The Bride of Newgate
- First edition (US)
- Author: John Dickson Carr
- Language: English
- Genre: Historical mystery
- Publisher: Hamish Hamilton (UK) & Harper (USA)
- Publication date: 1950
- Publication place: United Kingdom
- Media type: Print (Hardback & Paperback)
- Pages: 308 (1st US)

= The Bride of Newgate =

1950 novel by John Dickson Carr

The Bride of Newgate, first published in 1950, is a historical whodunnit novel by American writer John Dickson Carr, which does not feature any of Carr's series detectives. Set in England in 1815, the book combines two literary genres, historical fiction and the whodunit/detective story and is "one of the earliest historical mystery novels."

==Plot summary==

Miss Caroline Ross, in order to inherit a fortune, must be married but, in the London of 1815, such a marriage would turn control of the funds over to her husband.
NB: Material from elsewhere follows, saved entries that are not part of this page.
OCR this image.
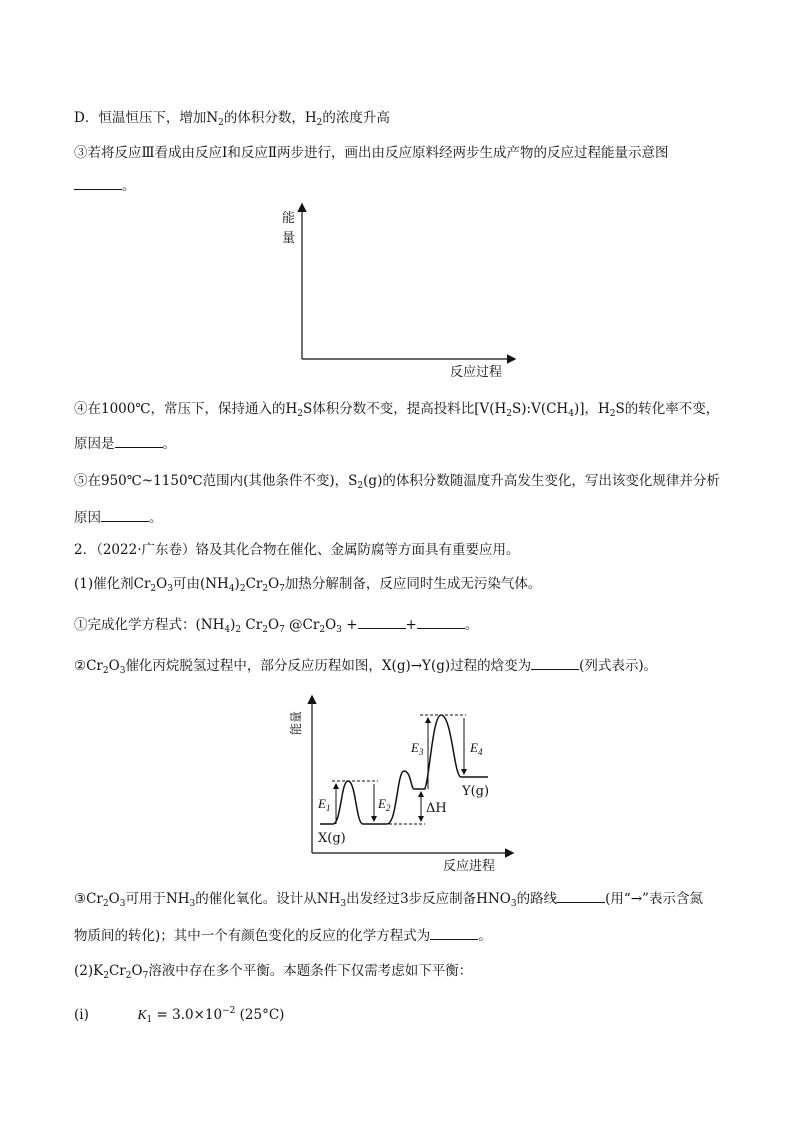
D．恒温恒压下，增加$N_2$的体积分数，$H_2$的浓度升高
③若将反应Ⅲ看成由反应Ⅰ和反应Ⅱ两步进行，画出由反应原料经两步生成产物的反应过程能量示意图
。
能
量
反应过程
④在1000℃，常压下，保持通入的$H_2S$体积分数不变，提高投料比$[V(H_2S):V(CH_4)]$，$H_2S$的转化率不变，
原因是	。
⑤在950℃~1150℃范围内(其他条件不变)，$S_2(g)$的体积分数随温度升高发生变化，写出该变化规律并分析
原因	。
2．（2022·广东卷）铬及其化合物在催化、金属防腐等方面具有重要应用。
(1)催化剂$Cr_2O_3$可由$(NH_4)_2Cr_2O_7$加热分解制备，反应同时生成无污染气体。
①完成化学方程式：$(NH_4)_2$ $Cr_2O_7$ $@Cr_2O_3$ +	+	。
$②Cr_2O_3$催化丙烷脱氢过程中，部分反应历程如图，X(g)→Y(g)过程的焓变为	(列式表示)。
能量
反应进程
$E_1$	$E_2$
$E_3$	$E_4$
ΔH
X(g)
Y(g)
$③Cr_2O_3$可用于$NH_3$的催化氧化。设计从$NH_3$出发经过3步反应制备$HNO_3$的路线	(用“→”表示含氮
物质间的转化)；其中一个有颜色变化的反应的化学方程式为	。
$(2)K_2Cr_2O_7$溶液中存在多个平衡。本题条件下仅需考虑如下平衡：
(ⅰ)	$K_1 = 3.0\times 10^{-2}$ (25°C)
She therefore marries Dick Darwent, a convicted murderer who is to be hanged in Newgate Prison the next day, who agrees to the marriage so that Caroline will settle money upon his mistress, the actress Dolly Spencer. However, when it is learned that Dick has succeeded to the title of the Marquis of Darwent, his trial is invalidated; a peer must be tried by the House of Lords. The commutation of his sentence means that he has made a deadly enemy in the form of Sir John Buckstone, a brutal dandy who is one of Caroline's suitors. Darwent has been framed for murder by a mysterious figure known only as "the coachman". He must sort out his domestic arrangements, which include his wife and mistress under one roof, prove himself innocent of the murder of which he was convicted, and reveal the identity of the evil figure behind his problems.